The bank also says that Brand Meyer, head of the group’s independent brokerage group, including First Clearing and Wells Fargo Financial Network (or FiNet), will replace Mack on an interim basis until a permanent leader of WFA is named.

“Both [Tolstedt and Mack] represent the best that our industry has to offer in terms of business acumen, operational know-how, organizational savvy and leadership skills, because over the course of their careers they have had the diversity of experiences that positioned them well for any number of top leadership roles at our company,” said Wells Fargo Chairman and CEO John Stumpf, in a statement. “Our team has tremendous confidence that Mary will continue the tradition of excellence and commitment to our company’s vision that so characterized the Community Banking team led by Carrie.”

In the first quarter of 2016, the community banking and consumer lending group had revenue of about $12.6 billion, while wealth and investment management’s sales were $3.9 billion. 

Tolstedt officially joined Wells Fargo after it merged with Wachovia and helped it develop a national retail-branch network of 6,000 locations and 13,000 ATMs. The unit serves more than 20 million retail checking households and 3 million small business owners; it employs 94,000 team members.

The executive first joined a group that would later become part of Wells Fargo in 1986, when she worked for Norwest Bank.

“A trusted colleague and dear friend, Carrie Tolstedt has been one of our most valuable Wells Fargo leaders, a standard-bearer of our culture, a champion for our customers, and a role model for responsible, principled and inclusive leadership,” explained Stumpf. “[She] … leaves Wells Fargo uniquely positioned to continue to be a leader in retail banking, no matter how the future of banking evolves.

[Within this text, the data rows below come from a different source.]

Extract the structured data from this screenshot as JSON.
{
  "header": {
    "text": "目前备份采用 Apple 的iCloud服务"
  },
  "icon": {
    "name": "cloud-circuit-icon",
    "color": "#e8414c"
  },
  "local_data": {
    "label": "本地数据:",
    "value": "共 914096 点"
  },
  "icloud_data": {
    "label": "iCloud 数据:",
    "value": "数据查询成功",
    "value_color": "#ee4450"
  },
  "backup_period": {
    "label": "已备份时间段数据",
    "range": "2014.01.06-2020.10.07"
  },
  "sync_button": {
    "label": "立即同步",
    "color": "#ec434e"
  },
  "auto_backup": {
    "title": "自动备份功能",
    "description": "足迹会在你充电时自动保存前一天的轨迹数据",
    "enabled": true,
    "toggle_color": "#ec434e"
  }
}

Mack, a 32-year industry veteran, says it is “an exciting time to be in financial services, especially on the retail side of the business, where we see expanding opportunities to add value to our customers’ lives, and where market trends point to new avenues for growth.”

She became head of Wells Fargo Advisors in early-2014, having joined predecessor firm First Union in 1984 (which later became part of Wachovia), and adds that she is “thrilled and honored” to have been given the chance to lead “the best retail banking team in the business.”

Wells Fargo Advisors has about $1.4 trillion in client assets and some 15,000 financial advisors.

The bank is set to report its second-quarter earnings on Friday.